The need to raise council tax

At this time of year, the Council has to declare its thinking about the budget for the municipal year to come; 2017-18 will be the seventh year in a row in which our grants from central government will decline.

Between 2010-11 and 2016-17 our budget shrank by about 20 per cent in ‘real’ terms (that is, allowing for inflation). But things have not fallen apart. Instead, our services have stood up surprisingly well to the challenge of austerity, thanks to our survival strategy of sharing, saving and stewardship.

Through sharing the management of services with our neighbours, through old- school savings and efficiencies and through more dynamic stewardship of our property portfolio, we have mostly managed to maintain the scope and quality of our services and thereby, the quality of life here in Kensington and Chelsea.
In 2017-18 we need to find a further £8 million in savings or income. And we expect to have to find similar amounts in 2018-19 and 2019-20 as well.

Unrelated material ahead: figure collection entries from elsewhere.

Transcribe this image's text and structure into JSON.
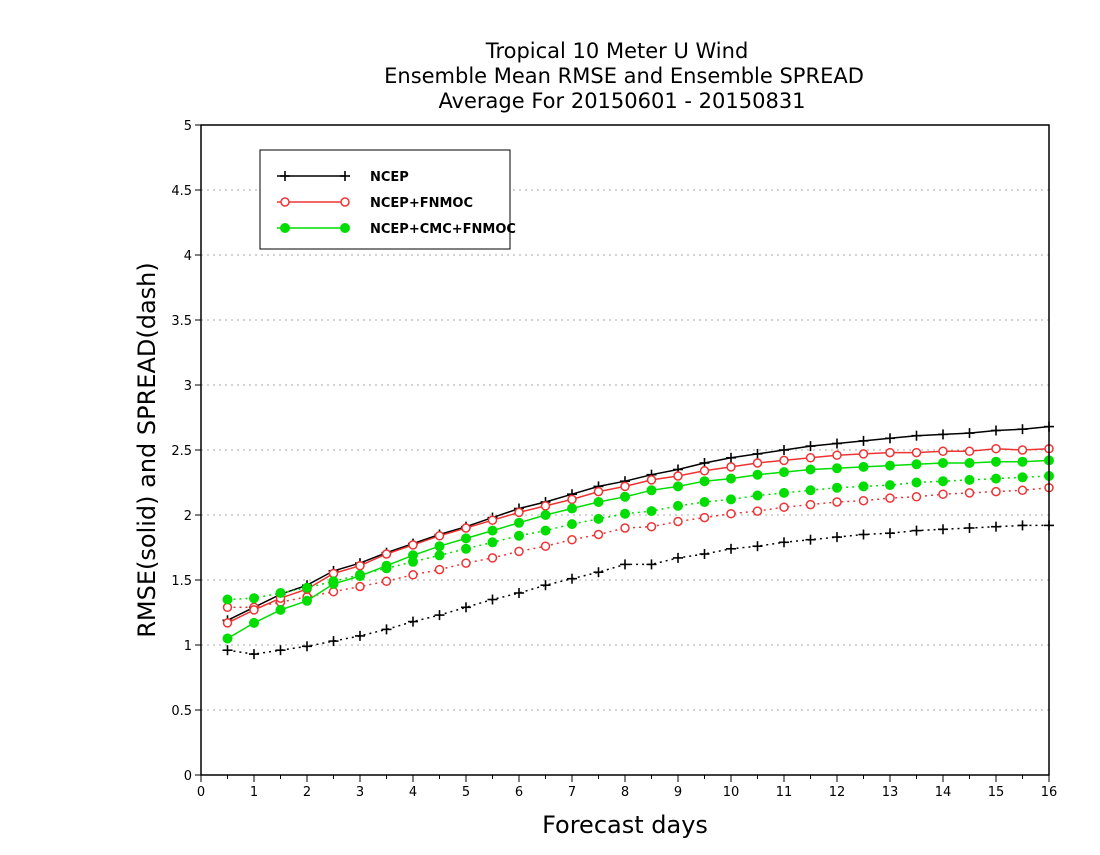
{
  "chart_data": {
    "type": "line",
    "title_lines": [
      "Tropical 10 Meter U Wind",
      "Ensemble Mean RMSE and Ensemble SPREAD",
      "Average For 20150601 - 20150831"
    ],
    "xlabel": "Forecast days",
    "ylabel": "RMSE(solid) and SPREAD(dash)",
    "xlim": [
      0,
      16
    ],
    "ylim": [
      0,
      5
    ],
    "x_ticks": [
      "0",
      "1",
      "2",
      "3",
      "4",
      "5",
      "6",
      "7",
      "8",
      "9",
      "10",
      "11",
      "12",
      "13",
      "14",
      "15",
      "16"
    ],
    "y_ticks": [
      "0",
      "0.5",
      "1",
      "1.5",
      "2",
      "2.5",
      "3",
      "3.5",
      "4",
      "4.5",
      "5"
    ],
    "y_grid": true,
    "legend_position": "top-left",
    "x": [
      0.5,
      1,
      1.5,
      2,
      2.5,
      3,
      3.5,
      4,
      4.5,
      5,
      5.5,
      6,
      6.5,
      7,
      7.5,
      8,
      8.5,
      9,
      9.5,
      10,
      10.5,
      11,
      11.5,
      12,
      12.5,
      13,
      13.5,
      14,
      14.5,
      15,
      15.5,
      16
    ],
    "series": [
      {
        "name": "NCEP",
        "color": "#000000",
        "marker": "plus",
        "rmse": [
          1.19,
          1.29,
          1.39,
          1.46,
          1.57,
          1.63,
          1.71,
          1.78,
          1.85,
          1.91,
          1.98,
          2.05,
          2.1,
          2.16,
          2.22,
          2.26,
          2.31,
          2.35,
          2.4,
          2.44,
          2.47,
          2.5,
          2.53,
          2.55,
          2.57,
          2.59,
          2.61,
          2.62,
          2.63,
          2.65,
          2.66,
          2.68
        ],
        "spread": [
          0.96,
          0.93,
          0.96,
          0.99,
          1.03,
          1.07,
          1.12,
          1.18,
          1.23,
          1.29,
          1.35,
          1.4,
          1.46,
          1.51,
          1.56,
          1.62,
          1.62,
          1.67,
          1.7,
          1.74,
          1.76,
          1.79,
          1.81,
          1.83,
          1.85,
          1.86,
          1.88,
          1.89,
          1.9,
          1.91,
          1.92,
          1.92
        ]
      },
      {
        "name": "NCEP+FNMOC",
        "color": "#ee3333",
        "marker": "open-circle",
        "rmse": [
          1.17,
          1.27,
          1.36,
          1.43,
          1.55,
          1.61,
          1.7,
          1.77,
          1.84,
          1.9,
          1.96,
          2.02,
          2.07,
          2.12,
          2.18,
          2.22,
          2.27,
          2.3,
          2.34,
          2.37,
          2.4,
          2.42,
          2.44,
          2.46,
          2.47,
          2.48,
          2.48,
          2.49,
          2.49,
          2.51,
          2.5,
          2.51
        ],
        "spread": [
          1.29,
          1.29,
          1.33,
          1.37,
          1.41,
          1.45,
          1.49,
          1.54,
          1.58,
          1.63,
          1.67,
          1.72,
          1.76,
          1.81,
          1.85,
          1.9,
          1.91,
          1.95,
          1.98,
          2.01,
          2.03,
          2.06,
          2.08,
          2.1,
          2.11,
          2.13,
          2.14,
          2.16,
          2.17,
          2.18,
          2.19,
          2.21
        ]
      },
      {
        "name": "NCEP+CMC+FNMOC",
        "color": "#00dd00",
        "marker": "filled-circle",
        "rmse": [
          1.05,
          1.17,
          1.27,
          1.34,
          1.47,
          1.53,
          1.61,
          1.69,
          1.76,
          1.82,
          1.88,
          1.94,
          2.0,
          2.05,
          2.1,
          2.14,
          2.19,
          2.22,
          2.26,
          2.28,
          2.31,
          2.33,
          2.35,
          2.36,
          2.37,
          2.38,
          2.39,
          2.4,
          2.4,
          2.41,
          2.41,
          2.42
        ],
        "spread": [
          1.35,
          1.36,
          1.4,
          1.44,
          1.49,
          1.54,
          1.59,
          1.64,
          1.69,
          1.74,
          1.79,
          1.84,
          1.88,
          1.93,
          1.97,
          2.01,
          2.03,
          2.07,
          2.1,
          2.12,
          2.15,
          2.17,
          2.19,
          2.21,
          2.22,
          2.23,
          2.25,
          2.26,
          2.27,
          2.28,
          2.29,
          2.3
        ]
      }
    ]
  }
}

But the capacity of our strategy for delivering more savings and more income is now diminishing.

Though £8 million is smaller than the £12 million we had to find in 2015-16, it was proving just as hard to come up with budget proposals that delivered the full amount. Until that is, we remembered something, a power so rarely used it had almost been forgotten: we can put the council tax up.

The Royal Borough council tax is one of the very lowest in England and it has not gone up by so much as a penny in eight years which is a remarkable fact really, given the pressures of price rises, our ageing population and loss of grant.

What we are therefore considering is an increase of just under two per cent. This would raise about £1.5 million in 2017-18 and spare us some quite difficult decisions.

In times of hardship, all councils are tempted to reduce those of their services that are in some way class-leading. The reason is that one can more easily defend a switch from the good to the merely okay, one can even liken such a switch to swapping from Waitrose to the perfectly acceptable Sainsbury’s.

We’ve done a tiny bit of that ourselves in Kensington and Chelsea as when we cut our bin collections to a mere twice-a-week.

Nevertheless, several of our services remain genuine leaders in class. A couple of examples: we are now more or less the only council in the country still meeting the ‘moderate’ care needs of vulnerable adults and we are one of the small minority in London still paying council tax benefit that covers 100 per cent of council tax bills.

These are the sort of leads we are extremely loath to surrender. If agreed, an extra £1.5 million raised in council tax would help us avoid doing so, at least in 2017-18.

The Council’s budget and council tax will be finally set at the annual budget meeting on 8 March 2017.